A: Those are both good questions, and I think the hope is that long-term, the Car of Tomorrow will equalize competition. I talked with some guys at smaller teams. Kyle Petty told me he thought it would be maybe 18 months before the smaller teams catch up to the big teams for the Car of Tomorrow. As far as why isn't it used in the Busch Series, it will be an eventual cost saver, but there's a big upfront investment to build all the new cars. They don't want to burden the Busch Series guys with the startup expense of having Cars of Tomorrow.
A: That's a very good question. The reason the Car of Tomorrow is not being used on mile and a half tracks until 2009 or if they decide to condense the schedule next year, those are the size tracks that NASCAR had the most questions about the aerodynamic properties of the car and figured it would take the longest to get right so they wanted to see how the COT actually raced at smaller tracks like Bristol, Martinsville and Phoenix. That's why they started with the schedule they did.

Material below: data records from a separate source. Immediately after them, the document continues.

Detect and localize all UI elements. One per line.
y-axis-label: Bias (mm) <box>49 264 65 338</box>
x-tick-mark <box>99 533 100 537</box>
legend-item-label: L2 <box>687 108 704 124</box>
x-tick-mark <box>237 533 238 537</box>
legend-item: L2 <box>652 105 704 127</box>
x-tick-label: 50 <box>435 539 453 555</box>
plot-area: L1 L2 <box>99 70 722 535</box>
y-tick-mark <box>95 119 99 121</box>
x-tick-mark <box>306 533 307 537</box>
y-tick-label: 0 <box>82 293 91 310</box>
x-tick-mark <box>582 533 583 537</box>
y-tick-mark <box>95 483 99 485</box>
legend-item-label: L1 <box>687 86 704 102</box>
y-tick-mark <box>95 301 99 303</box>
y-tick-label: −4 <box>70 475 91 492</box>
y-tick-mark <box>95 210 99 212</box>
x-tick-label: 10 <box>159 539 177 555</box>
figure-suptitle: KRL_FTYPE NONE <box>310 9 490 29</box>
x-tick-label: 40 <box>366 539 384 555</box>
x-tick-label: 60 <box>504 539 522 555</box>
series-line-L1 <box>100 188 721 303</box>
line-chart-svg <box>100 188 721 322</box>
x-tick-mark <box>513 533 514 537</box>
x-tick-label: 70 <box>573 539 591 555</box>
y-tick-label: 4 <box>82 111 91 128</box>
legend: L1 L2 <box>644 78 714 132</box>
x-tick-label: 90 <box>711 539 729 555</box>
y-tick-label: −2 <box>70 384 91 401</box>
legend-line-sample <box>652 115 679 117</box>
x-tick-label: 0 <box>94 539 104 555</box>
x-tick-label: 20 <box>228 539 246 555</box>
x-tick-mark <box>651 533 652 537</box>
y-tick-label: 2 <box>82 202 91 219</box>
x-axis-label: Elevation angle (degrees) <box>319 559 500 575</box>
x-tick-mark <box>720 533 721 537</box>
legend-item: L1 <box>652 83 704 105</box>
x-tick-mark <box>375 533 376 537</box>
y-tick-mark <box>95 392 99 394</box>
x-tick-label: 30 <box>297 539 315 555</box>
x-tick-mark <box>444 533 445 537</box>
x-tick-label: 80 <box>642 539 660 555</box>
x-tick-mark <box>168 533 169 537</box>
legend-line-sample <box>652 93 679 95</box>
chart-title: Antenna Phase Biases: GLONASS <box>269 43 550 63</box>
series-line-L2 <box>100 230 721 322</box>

A: Everybody who isn't a Chevy fan is frustrated right now. In the four Car of Tomorrow races that have been run to date, a total of more than 1700 laps, Ford and Toyota have only led five laps each, and Dodges aren't much better. They've led 42 laps. The Fords have a long way to go, and I think the Ford drivers are every bit as frustrated as the fans. It's just a question of how long will it take them to catch up.